Media na Ukrainie rozpisują się na temat kariery i pierwszych wypowiedzi Sławomira Nowaka, będącego szefem tamtejszego odpowiednika Generalnej Dyrekcji Dróg Krajowych i Autostrad. Nowak określany jest „aniołem” wśród ukraińskich urzędników. Zarobki ma jednak bardzo przyziemne. Według „Gazety Wyborczej” zarobi niecałe 500 dol. miesięcznie.
Nowak jest chwalony przez władze w Kijowie. Sam minister transportu Wołodymyr Omieljan opowiadał na posiedzeniu rządu, że Sławomir Nowak uzdrowił sytuację w Polsce, kiedy był ministrem transportu.
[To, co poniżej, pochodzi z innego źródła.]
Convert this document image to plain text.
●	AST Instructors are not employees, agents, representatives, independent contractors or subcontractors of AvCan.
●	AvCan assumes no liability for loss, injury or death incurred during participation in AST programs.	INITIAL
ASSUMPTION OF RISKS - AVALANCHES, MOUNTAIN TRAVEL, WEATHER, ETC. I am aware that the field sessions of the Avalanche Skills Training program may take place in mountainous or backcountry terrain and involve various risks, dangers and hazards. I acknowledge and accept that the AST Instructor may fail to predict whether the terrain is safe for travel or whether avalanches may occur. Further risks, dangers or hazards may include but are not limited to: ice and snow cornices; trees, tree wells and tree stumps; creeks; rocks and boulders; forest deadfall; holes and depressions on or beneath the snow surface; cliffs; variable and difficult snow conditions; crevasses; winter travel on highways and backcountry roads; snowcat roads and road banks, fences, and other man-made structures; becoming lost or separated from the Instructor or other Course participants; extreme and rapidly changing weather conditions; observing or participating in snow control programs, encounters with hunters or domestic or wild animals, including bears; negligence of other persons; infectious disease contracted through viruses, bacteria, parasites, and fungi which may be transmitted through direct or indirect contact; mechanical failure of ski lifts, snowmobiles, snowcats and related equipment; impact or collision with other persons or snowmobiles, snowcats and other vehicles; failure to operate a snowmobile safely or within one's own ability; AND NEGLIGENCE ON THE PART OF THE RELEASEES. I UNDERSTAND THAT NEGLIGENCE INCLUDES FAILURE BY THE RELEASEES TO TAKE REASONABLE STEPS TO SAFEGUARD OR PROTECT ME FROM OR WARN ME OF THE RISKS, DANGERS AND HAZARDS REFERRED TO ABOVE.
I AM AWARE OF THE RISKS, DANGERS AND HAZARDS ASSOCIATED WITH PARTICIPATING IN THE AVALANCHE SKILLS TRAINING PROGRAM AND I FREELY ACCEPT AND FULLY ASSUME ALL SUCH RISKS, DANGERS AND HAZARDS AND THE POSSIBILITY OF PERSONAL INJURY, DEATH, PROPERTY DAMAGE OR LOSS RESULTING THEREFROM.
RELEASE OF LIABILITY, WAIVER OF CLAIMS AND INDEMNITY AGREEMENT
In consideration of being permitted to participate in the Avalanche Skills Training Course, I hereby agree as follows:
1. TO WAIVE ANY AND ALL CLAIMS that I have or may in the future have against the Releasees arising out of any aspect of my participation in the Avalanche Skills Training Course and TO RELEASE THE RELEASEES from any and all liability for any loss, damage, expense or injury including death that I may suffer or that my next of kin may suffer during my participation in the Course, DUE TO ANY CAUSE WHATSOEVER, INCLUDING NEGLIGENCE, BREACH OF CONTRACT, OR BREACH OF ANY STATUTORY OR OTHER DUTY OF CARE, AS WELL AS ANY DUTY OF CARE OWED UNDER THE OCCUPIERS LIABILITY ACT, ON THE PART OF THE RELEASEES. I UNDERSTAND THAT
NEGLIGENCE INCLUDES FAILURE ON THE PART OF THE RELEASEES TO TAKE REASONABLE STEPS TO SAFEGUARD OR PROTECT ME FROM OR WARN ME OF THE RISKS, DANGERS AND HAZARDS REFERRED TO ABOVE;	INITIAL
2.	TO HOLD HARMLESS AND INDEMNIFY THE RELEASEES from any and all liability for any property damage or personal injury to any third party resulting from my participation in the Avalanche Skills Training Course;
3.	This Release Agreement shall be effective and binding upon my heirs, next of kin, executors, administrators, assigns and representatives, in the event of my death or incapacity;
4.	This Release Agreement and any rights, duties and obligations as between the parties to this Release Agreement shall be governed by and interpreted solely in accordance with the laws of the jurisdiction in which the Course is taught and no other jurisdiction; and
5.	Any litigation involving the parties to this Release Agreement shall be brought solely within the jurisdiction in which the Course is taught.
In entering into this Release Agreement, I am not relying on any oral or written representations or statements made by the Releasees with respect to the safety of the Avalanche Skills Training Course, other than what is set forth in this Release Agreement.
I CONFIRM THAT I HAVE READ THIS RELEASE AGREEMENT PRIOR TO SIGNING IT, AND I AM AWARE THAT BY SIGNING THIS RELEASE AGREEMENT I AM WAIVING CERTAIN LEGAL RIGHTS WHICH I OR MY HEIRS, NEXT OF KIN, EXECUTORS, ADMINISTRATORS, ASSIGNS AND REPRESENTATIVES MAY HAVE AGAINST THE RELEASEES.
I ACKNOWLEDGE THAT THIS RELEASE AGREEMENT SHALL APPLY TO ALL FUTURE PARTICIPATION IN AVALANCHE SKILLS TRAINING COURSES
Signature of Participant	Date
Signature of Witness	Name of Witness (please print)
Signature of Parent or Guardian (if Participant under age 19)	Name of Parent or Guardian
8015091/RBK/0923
Ukraiński minister przyznał, że namawiał Nowaka półtora miesiąca, żeby objął oferowane mu stanowisko.
Sam Nowak przypisywał sobie reformę polskich kolei i budowę autostrady z Berlina do Warszawy.
Wszystkie inwestycje w Polsce to moje inwestycje— mówił Sławomir Nowak.
Co o tym wszystkim myśleć? Zdaje się, że ktoś uwierzył panu Sławku, lub jego promotorom, na słowo, bo w Polsce jego dokonania były dość mizerne.
A co do zarobków, to według teorii Bieńkowskiej są dwie opcje i obie bardzo prawdopodobne, a na Ukrainie możliwości jak widać są chyba o wiele większe?